小説の神様、志賀直哉の小説で大好きなのがある。一度映画化を目指しコンテまで描いたが実現出来なかった。「剃刀」という。
一人の男がいる。気難しいが剃刀を使って顔を当たらしたら一番の腕と評判の男であった。若い衆一人と女房がいる。その日男は風邪気味で布団に伏せていた。
そこに一人の若衆が来た。顔を当たっておくないと、女房は若い衆にやらせてアンタは休んでいなよという。しかし男は俺の腕を頼んで来たんだ、俺がやるから湯を沸かせとなる。剃刀を革のベルトで入念に磨く。そして顔を蒸しシャボンをつけ剃刀を当て始める。額から顔、そして顎へと進む。
気が付くと若衆は気持ちよさそうにイビキをかいて寝てしまっている。名人気質で病的性格の男はそれをジッと見ながらノド仏の辺りを剃刀で丁寧に当たっていた。とその時男の持つ剃刀は男のノド仏をかき切ってしまっていた。鮮血が吹き出し若衆は息絶える。とまあ大まかこんな小説である。
長い長い間私の頭と私の顔を当たってくれた人が引退した。その後家から歩いて15分位の所にある床屋さんに行く事にした。座席が5席もあるのだから大きな床屋さんだ。しかしいつ行っても一人か二人しかいない。息子と娘と既に背中が少し曲がった母親らしき人の三人コンビである。
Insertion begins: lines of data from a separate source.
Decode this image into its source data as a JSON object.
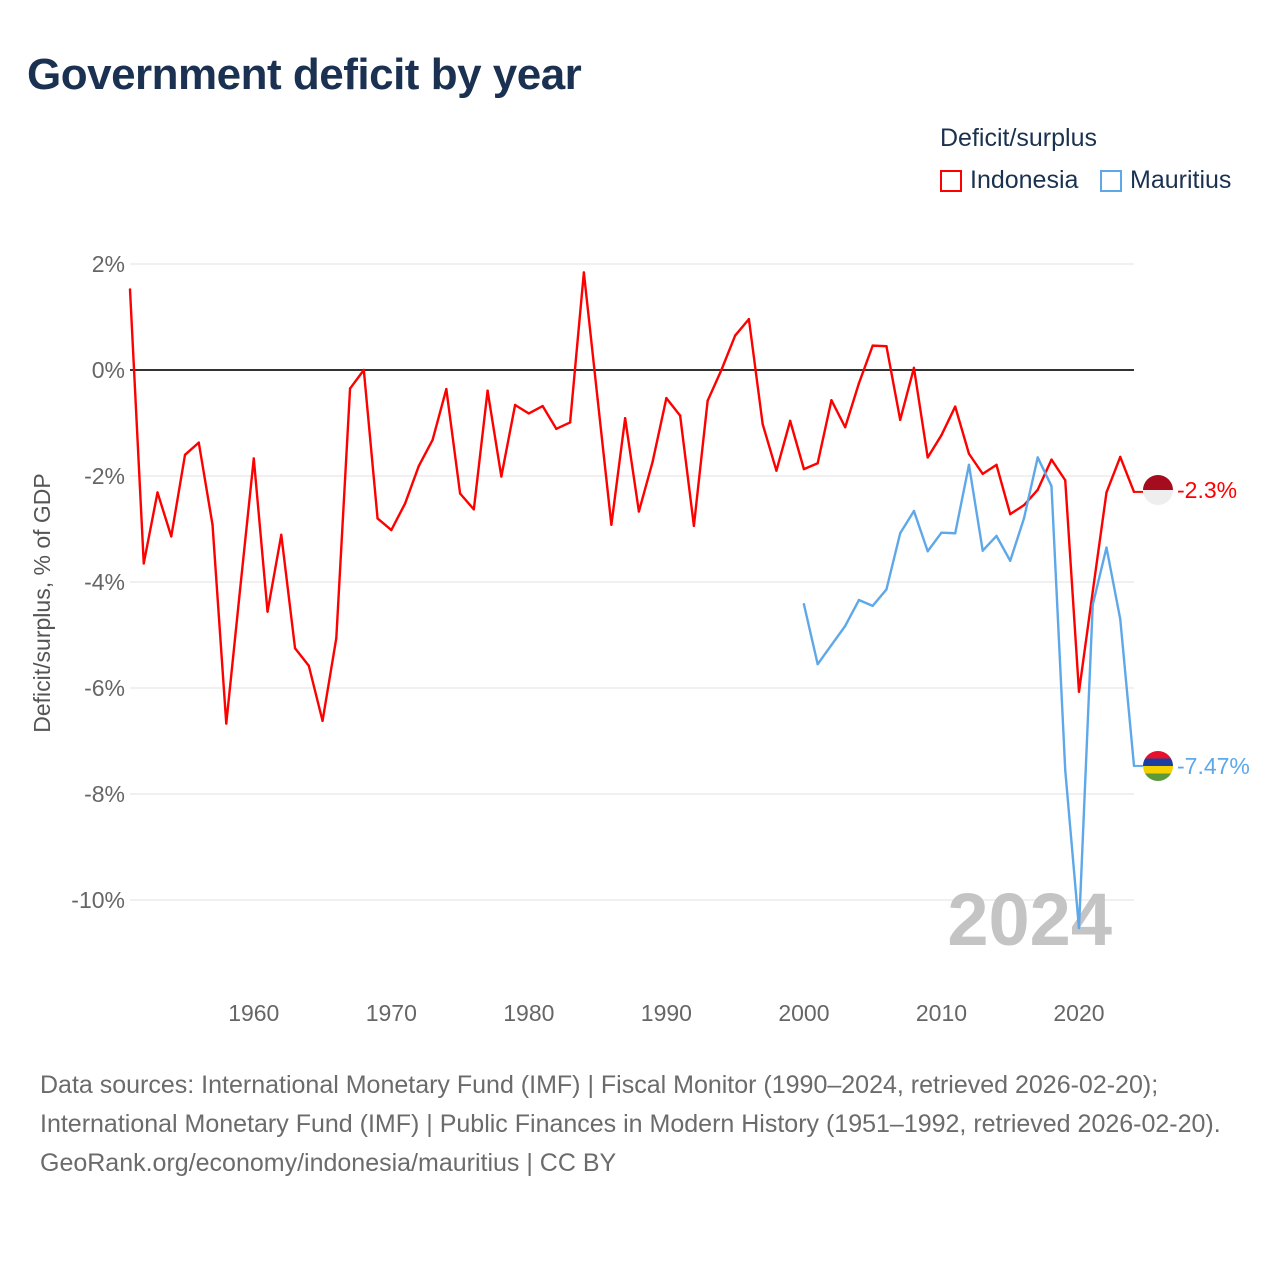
{
  "title": "Government deficit by year",
  "legend": {
    "title": "Deficit/surplus",
    "items": [
      {
        "label": "Indonesia",
        "color": "#ff0000"
      },
      {
        "label": "Mauritius",
        "color": "#5ea8ea"
      }
    ]
  },
  "footer": {
    "sources": "Data sources: International Monetary Fund (IMF) | Fiscal Monitor (1990–2024, retrieved 2026-02-20); International Monetary Fund (IMF) | Public Finances in Modern History (1951–1992, retrieved 2026-02-20).",
    "credit": "GeoRank.org/economy/indonesia/mauritius | CC BY"
  },
  "chart_data": {
    "type": "line",
    "title": "Government deficit by year",
    "xlabel": "",
    "ylabel": "Deficit/surplus, % of GDP",
    "xlim": [
      1951,
      2024
    ],
    "ylim": [
      -11.2,
      2.2
    ],
    "x_ticks": [
      1960,
      1970,
      1980,
      1990,
      2000,
      2010,
      2020
    ],
    "y_ticks": [
      2,
      0,
      -2,
      -4,
      -6,
      -8,
      -10
    ],
    "y_tick_labels": [
      "2%",
      "0%",
      "-2%",
      "-4%",
      "-6%",
      "-8%",
      "-10%"
    ],
    "grid": true,
    "legend_position": "top-right",
    "year_watermark": "2024",
    "series": [
      {
        "name": "Indonesia",
        "color": "#ff0000",
        "start_year": 1951,
        "end_label": "-2.3%",
        "values": [
          1.52,
          -3.65,
          -2.31,
          -3.14,
          -1.6,
          -1.37,
          -2.92,
          -6.67,
          -4.15,
          -1.67,
          -4.56,
          -3.11,
          -5.25,
          -5.58,
          -6.62,
          -5.06,
          -0.35,
          0.0,
          -2.8,
          -3.02,
          -2.52,
          -1.81,
          -1.32,
          -0.36,
          -2.33,
          -2.63,
          -0.39,
          -2.01,
          -0.66,
          -0.82,
          -0.68,
          -1.11,
          -0.99,
          1.84,
          -0.55,
          -2.92,
          -0.91,
          -2.67,
          -1.73,
          -0.53,
          -0.86,
          -2.94,
          -0.58,
          0.0,
          0.65,
          0.96,
          -1.02,
          -1.9,
          -0.96,
          -1.87,
          -1.76,
          -0.57,
          -1.08,
          -0.25,
          0.46,
          0.45,
          -0.94,
          0.04,
          -1.65,
          -1.23,
          -0.69,
          -1.58,
          -1.96,
          -1.79,
          -2.72,
          -2.55,
          -2.26,
          -1.69,
          -2.08,
          -6.07,
          -4.18,
          -2.31,
          -1.64,
          -2.3
        ]
      },
      {
        "name": "Mauritius",
        "color": "#5ea8ea",
        "start_year": 2000,
        "end_label": "-7.47%",
        "values": [
          -4.42,
          -5.55,
          -5.19,
          -4.83,
          -4.34,
          -4.45,
          -4.14,
          -3.08,
          -2.66,
          -3.42,
          -3.07,
          -3.08,
          -1.79,
          -3.41,
          -3.13,
          -3.6,
          -2.8,
          -1.65,
          -2.19,
          -7.55,
          -10.53,
          -4.43,
          -3.35,
          -4.7,
          -7.47
        ]
      }
    ]
  }
}
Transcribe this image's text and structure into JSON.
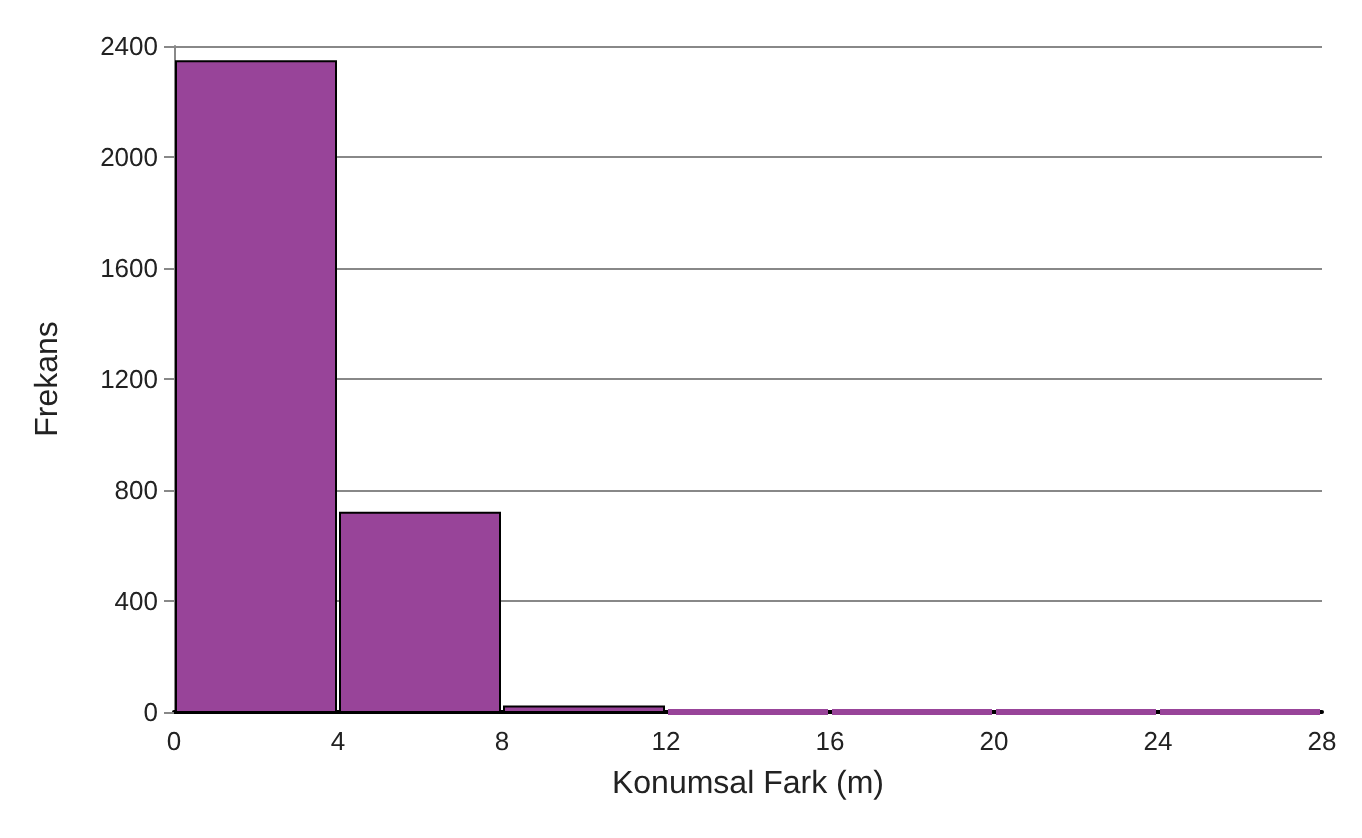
{
  "chart_data": {
    "type": "histogram",
    "xlabel": "Konumsal Fark (m)",
    "ylabel": "Frekans",
    "bins": [
      0,
      4,
      8,
      12,
      16,
      20,
      24,
      28
    ],
    "values": [
      2345,
      718,
      20,
      0,
      0,
      0,
      0
    ],
    "color": "#984499",
    "xlim": [
      0,
      28
    ],
    "xticks": [
      0,
      4,
      8,
      12,
      16,
      20,
      24,
      28
    ],
    "ylim": [
      0,
      2400
    ],
    "yticks": [
      0,
      400,
      800,
      1200,
      1600,
      2000,
      2400
    ],
    "grid": "y"
  }
}
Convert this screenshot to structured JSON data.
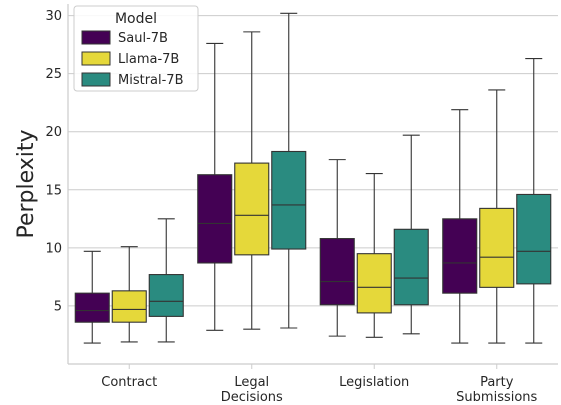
{
  "chart_data": {
    "type": "box",
    "ylabel": "Perplexity",
    "xlabel": "",
    "ylim": [
      0,
      31
    ],
    "yticks": [
      5,
      10,
      15,
      20,
      25,
      30
    ],
    "grid": "horizontal",
    "legend": {
      "title": "Model",
      "position": "top-left"
    },
    "categories": [
      {
        "lines": [
          "Contract"
        ]
      },
      {
        "lines": [
          "Legal",
          "Decisions"
        ]
      },
      {
        "lines": [
          "Legislation"
        ]
      },
      {
        "lines": [
          "Party",
          "Submissions"
        ]
      }
    ],
    "series": [
      {
        "name": "Saul-7B",
        "color": "#440154",
        "boxes": [
          {
            "whislo": 1.8,
            "q1": 3.6,
            "med": 4.6,
            "q3": 6.1,
            "whishi": 9.7
          },
          {
            "whislo": 2.9,
            "q1": 8.7,
            "med": 12.1,
            "q3": 16.3,
            "whishi": 27.6
          },
          {
            "whislo": 2.4,
            "q1": 5.1,
            "med": 7.1,
            "q3": 10.8,
            "whishi": 17.6
          },
          {
            "whislo": 1.8,
            "q1": 6.1,
            "med": 8.7,
            "q3": 12.5,
            "whishi": 21.9
          }
        ]
      },
      {
        "name": "Llama-7B",
        "color": "#e5d83a",
        "boxes": [
          {
            "whislo": 1.9,
            "q1": 3.6,
            "med": 4.7,
            "q3": 6.3,
            "whishi": 10.1
          },
          {
            "whislo": 3.0,
            "q1": 9.4,
            "med": 12.8,
            "q3": 17.3,
            "whishi": 28.6
          },
          {
            "whislo": 2.3,
            "q1": 4.4,
            "med": 6.6,
            "q3": 9.5,
            "whishi": 16.4
          },
          {
            "whislo": 1.8,
            "q1": 6.6,
            "med": 9.2,
            "q3": 13.4,
            "whishi": 23.6
          }
        ]
      },
      {
        "name": "Mistral-7B",
        "color": "#2a8b80",
        "boxes": [
          {
            "whislo": 1.9,
            "q1": 4.1,
            "med": 5.4,
            "q3": 7.7,
            "whishi": 12.5
          },
          {
            "whislo": 3.1,
            "q1": 9.9,
            "med": 13.7,
            "q3": 18.3,
            "whishi": 30.2
          },
          {
            "whislo": 2.6,
            "q1": 5.1,
            "med": 7.4,
            "q3": 11.6,
            "whishi": 19.7
          },
          {
            "whislo": 1.8,
            "q1": 6.9,
            "med": 9.7,
            "q3": 14.6,
            "whishi": 26.3
          }
        ]
      }
    ]
  }
}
鋏を使うのは息子、頭を洗うのが嫁、そして眠りから覚めて気が付いたのだが剃刀を使っていたのは老婆であった。頭を洗ってもらい肩をほぐしてもらって座席を倒した時寝不足の私は眠ってしまった様だ。息子は隣に来ているお客さんの頭を刈っている。
えっおばちゃんが剃刀を使って当たってくれたのと言った。ハイ、そうですよ、いい気持ちになって大きなイビキをかいてよくお休みでしたよ。と手にキラッと光る剃刀を持っているではないか。聞けば先代のご主人の時から顔は昔の女房、今の老婆の仕事だったらしい。その腕は確かで剃り残しはないという。
それから二度行った。二度とも同じコンビで同じ仕事の流れであった。お客さん、随分とお疲れの様ですがあんまりご無理なさらないで下さいと言われた。大きなイビキをかくけどお婆ちゃん殺さないでよ、まだ少しやり残した仕事があるんだからと言った何を言ってるんですか、よく見ると北林谷栄にソックリだった。
殺せるもんならもう何人も殺してますよオホホホだって。